The foundation also has paid to build a playground at Madeline’s elementary school outside Albany and hopes to build another in Carthage.

At the carnival in Watertown on Sunday, hundreds of children were smiling, running around and begging their parents to let them play just one more game.

“We wanted to support Maddie and her family,” said Jessica A. Percy, Black River.

She brought her 4-year-old son, Dillon G. Granger, to the event.

“I think it’s great, actually,” Ms. Percy said. “All the kids have so much to do.”

For $2 admission per person or $10 for a family, children and their parents received Mardi Gras beads and two tokens to play games, and could sign up for door prizes.

At Saturday’s spaghetti dinner, Mr. Musto said, about 160 people were served.
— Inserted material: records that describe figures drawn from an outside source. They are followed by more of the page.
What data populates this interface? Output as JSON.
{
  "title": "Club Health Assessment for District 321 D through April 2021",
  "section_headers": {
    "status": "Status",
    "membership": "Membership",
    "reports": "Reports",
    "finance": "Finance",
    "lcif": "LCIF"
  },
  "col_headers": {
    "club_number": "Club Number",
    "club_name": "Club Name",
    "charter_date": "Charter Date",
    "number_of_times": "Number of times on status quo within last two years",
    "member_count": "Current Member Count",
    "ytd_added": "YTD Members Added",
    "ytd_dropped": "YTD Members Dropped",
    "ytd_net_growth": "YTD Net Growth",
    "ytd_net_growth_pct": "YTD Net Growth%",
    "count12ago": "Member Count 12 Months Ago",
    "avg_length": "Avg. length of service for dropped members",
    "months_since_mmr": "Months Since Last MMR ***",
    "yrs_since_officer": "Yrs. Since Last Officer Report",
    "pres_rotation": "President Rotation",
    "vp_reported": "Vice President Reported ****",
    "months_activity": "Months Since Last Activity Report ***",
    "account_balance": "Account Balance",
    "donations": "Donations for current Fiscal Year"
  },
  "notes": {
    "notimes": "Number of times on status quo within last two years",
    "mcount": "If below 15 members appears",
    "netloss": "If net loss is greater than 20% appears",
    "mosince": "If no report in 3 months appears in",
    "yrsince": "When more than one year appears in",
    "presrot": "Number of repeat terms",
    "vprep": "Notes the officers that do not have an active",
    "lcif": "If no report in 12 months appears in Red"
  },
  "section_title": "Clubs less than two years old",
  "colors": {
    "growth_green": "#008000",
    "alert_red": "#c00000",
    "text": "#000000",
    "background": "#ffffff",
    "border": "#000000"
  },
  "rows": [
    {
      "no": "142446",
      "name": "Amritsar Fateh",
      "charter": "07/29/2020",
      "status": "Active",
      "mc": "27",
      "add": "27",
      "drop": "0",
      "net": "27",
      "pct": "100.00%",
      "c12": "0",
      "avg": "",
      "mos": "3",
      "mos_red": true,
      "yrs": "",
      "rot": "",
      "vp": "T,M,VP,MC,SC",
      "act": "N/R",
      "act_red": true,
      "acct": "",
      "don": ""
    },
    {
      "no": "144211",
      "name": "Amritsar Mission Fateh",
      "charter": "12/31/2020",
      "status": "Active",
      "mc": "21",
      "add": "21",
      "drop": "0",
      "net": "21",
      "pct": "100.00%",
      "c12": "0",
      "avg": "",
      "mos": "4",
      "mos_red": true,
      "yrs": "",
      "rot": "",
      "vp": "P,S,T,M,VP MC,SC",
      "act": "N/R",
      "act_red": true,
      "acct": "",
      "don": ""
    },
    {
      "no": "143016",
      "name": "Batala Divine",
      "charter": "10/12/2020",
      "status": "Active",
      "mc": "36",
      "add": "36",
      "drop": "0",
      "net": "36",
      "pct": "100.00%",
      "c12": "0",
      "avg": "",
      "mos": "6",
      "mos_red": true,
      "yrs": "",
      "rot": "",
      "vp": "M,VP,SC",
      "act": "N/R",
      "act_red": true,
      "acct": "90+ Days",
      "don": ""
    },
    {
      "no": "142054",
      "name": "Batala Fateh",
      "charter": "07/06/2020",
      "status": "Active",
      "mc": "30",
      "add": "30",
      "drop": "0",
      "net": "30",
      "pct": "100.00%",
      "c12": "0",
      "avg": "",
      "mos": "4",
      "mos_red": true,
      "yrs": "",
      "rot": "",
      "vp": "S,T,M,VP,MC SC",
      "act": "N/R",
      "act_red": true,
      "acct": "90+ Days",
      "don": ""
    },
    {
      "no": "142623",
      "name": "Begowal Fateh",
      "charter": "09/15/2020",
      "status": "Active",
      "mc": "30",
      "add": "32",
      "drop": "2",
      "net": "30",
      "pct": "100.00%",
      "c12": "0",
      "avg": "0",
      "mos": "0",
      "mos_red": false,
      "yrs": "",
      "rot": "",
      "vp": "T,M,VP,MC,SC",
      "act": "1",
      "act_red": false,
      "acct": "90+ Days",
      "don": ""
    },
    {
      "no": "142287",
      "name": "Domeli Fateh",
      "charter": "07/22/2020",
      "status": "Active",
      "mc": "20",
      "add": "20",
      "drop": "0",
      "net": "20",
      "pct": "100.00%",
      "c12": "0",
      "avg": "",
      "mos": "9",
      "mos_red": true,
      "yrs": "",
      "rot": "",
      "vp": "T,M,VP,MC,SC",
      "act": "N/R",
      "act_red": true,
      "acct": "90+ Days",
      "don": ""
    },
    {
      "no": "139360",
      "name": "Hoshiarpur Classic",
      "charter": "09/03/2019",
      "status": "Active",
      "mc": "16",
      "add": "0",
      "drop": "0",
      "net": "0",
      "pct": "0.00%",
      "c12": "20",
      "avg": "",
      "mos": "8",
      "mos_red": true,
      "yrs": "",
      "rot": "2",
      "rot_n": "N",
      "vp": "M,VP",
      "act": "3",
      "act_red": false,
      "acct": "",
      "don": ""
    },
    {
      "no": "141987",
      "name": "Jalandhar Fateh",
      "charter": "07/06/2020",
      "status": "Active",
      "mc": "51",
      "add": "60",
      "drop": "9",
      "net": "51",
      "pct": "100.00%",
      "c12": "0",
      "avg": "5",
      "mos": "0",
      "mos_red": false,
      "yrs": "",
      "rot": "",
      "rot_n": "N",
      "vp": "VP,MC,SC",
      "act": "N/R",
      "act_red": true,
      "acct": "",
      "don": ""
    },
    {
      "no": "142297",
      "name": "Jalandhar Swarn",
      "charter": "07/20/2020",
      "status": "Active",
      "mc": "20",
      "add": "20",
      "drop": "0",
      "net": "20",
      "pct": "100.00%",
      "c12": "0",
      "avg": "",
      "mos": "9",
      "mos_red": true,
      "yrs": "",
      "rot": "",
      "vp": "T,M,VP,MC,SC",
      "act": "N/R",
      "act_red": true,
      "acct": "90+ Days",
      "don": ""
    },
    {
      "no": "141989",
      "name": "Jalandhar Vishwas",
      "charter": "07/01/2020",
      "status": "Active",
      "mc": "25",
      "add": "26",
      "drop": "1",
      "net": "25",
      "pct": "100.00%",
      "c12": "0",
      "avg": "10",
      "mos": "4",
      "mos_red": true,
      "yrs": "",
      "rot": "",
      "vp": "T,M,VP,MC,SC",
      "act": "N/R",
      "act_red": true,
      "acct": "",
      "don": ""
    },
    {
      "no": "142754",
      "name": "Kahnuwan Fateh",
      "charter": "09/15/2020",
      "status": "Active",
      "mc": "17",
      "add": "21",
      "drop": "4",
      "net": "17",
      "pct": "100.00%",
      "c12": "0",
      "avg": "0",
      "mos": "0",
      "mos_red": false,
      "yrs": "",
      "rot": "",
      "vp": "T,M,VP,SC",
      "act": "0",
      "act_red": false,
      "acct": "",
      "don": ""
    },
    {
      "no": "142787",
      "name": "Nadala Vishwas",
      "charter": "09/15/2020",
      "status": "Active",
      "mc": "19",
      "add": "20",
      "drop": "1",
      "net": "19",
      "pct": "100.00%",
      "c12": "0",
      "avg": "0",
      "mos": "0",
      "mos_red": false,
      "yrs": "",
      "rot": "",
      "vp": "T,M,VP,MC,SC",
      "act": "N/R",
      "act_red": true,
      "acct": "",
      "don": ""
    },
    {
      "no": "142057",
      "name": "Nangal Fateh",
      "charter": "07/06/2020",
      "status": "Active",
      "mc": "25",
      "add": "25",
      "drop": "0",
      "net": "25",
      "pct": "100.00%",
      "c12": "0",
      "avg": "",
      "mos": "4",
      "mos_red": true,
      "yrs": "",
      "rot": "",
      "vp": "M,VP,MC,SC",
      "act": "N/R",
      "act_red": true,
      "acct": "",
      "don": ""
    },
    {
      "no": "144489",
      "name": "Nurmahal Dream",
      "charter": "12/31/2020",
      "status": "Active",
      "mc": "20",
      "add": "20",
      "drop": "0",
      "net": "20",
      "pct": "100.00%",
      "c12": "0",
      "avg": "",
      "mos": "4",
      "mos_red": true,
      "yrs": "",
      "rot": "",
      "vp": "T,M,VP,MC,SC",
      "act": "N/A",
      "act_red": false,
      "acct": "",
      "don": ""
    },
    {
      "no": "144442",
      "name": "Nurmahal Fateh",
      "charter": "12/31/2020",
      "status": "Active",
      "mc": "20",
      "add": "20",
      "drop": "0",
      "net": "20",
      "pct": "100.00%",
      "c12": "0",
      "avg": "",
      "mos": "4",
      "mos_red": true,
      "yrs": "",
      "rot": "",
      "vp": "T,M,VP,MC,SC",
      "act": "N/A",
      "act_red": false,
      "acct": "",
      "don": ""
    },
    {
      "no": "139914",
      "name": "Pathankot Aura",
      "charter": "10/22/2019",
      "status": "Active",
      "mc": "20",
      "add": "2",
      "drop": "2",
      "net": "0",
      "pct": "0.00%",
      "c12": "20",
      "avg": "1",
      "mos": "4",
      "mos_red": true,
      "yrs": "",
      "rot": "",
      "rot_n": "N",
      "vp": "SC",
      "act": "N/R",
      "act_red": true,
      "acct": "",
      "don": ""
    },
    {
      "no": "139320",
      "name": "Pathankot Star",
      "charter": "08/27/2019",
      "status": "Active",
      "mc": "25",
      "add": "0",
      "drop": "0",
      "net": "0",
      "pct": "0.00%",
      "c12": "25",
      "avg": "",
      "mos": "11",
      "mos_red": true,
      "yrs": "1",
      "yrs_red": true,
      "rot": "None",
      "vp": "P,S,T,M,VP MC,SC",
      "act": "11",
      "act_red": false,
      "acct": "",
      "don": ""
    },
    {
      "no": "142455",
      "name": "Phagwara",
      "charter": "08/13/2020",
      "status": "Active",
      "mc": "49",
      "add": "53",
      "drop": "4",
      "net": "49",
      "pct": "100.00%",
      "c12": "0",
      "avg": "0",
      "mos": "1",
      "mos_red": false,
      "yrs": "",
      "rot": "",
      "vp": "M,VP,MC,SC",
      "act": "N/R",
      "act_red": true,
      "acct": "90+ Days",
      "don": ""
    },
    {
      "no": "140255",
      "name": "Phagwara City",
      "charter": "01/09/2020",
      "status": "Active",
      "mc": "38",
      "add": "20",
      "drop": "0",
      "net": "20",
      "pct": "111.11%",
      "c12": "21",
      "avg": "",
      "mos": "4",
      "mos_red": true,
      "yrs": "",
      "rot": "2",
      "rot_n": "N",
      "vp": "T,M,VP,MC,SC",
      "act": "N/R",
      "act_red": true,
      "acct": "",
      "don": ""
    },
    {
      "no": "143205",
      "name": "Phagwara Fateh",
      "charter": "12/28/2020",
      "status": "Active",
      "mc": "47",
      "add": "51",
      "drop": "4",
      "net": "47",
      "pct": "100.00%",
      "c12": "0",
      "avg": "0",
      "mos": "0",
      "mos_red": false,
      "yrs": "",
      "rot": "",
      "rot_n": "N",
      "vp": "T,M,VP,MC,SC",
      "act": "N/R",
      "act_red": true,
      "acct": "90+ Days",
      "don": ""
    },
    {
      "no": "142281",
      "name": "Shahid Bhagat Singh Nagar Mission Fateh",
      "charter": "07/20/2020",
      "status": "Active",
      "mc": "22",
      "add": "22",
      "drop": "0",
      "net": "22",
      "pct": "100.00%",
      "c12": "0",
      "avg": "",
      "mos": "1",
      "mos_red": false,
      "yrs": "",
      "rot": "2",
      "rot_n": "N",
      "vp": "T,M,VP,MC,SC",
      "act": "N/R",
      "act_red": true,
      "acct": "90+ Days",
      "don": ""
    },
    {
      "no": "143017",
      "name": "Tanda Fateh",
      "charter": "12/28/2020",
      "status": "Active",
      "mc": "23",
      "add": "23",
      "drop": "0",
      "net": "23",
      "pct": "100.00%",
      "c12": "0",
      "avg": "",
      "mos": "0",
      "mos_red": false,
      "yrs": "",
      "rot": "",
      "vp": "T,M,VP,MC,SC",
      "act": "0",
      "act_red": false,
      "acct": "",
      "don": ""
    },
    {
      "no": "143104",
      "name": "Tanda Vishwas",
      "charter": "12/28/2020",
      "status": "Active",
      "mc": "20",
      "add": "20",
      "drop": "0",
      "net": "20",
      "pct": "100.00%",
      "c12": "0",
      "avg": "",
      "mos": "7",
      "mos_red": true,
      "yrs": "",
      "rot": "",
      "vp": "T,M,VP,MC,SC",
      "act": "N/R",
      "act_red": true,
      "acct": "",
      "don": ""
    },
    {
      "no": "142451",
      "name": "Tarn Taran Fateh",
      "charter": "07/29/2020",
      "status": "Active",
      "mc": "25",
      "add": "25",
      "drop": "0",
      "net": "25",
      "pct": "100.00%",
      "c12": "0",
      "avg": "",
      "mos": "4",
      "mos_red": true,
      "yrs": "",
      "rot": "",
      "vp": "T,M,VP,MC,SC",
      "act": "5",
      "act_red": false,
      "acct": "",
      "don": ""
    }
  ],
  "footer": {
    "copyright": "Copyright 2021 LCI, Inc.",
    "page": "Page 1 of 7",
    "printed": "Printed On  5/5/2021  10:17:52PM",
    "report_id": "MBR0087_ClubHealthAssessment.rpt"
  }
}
On that night alone, the charity raised $1,000.

One of the event organizers, family friend Michele L. Grobe, Adams Center, said about 50 volunteers manned the event.

The event committee planned the fundraiser over the course of two months.

“The Mustos are well-known in the area,” Mrs. Grobe said. “The foundation does amazing things.”

Mr. Musto said Mardi for Maddie will be an annual fundraiser in February or March, while the weather is gloomy.

“We want to make Watertown a focus point for Maddie’s Mark,” Mr. Musto said.

“This is Madeline’s home. This was where her family and friends were.”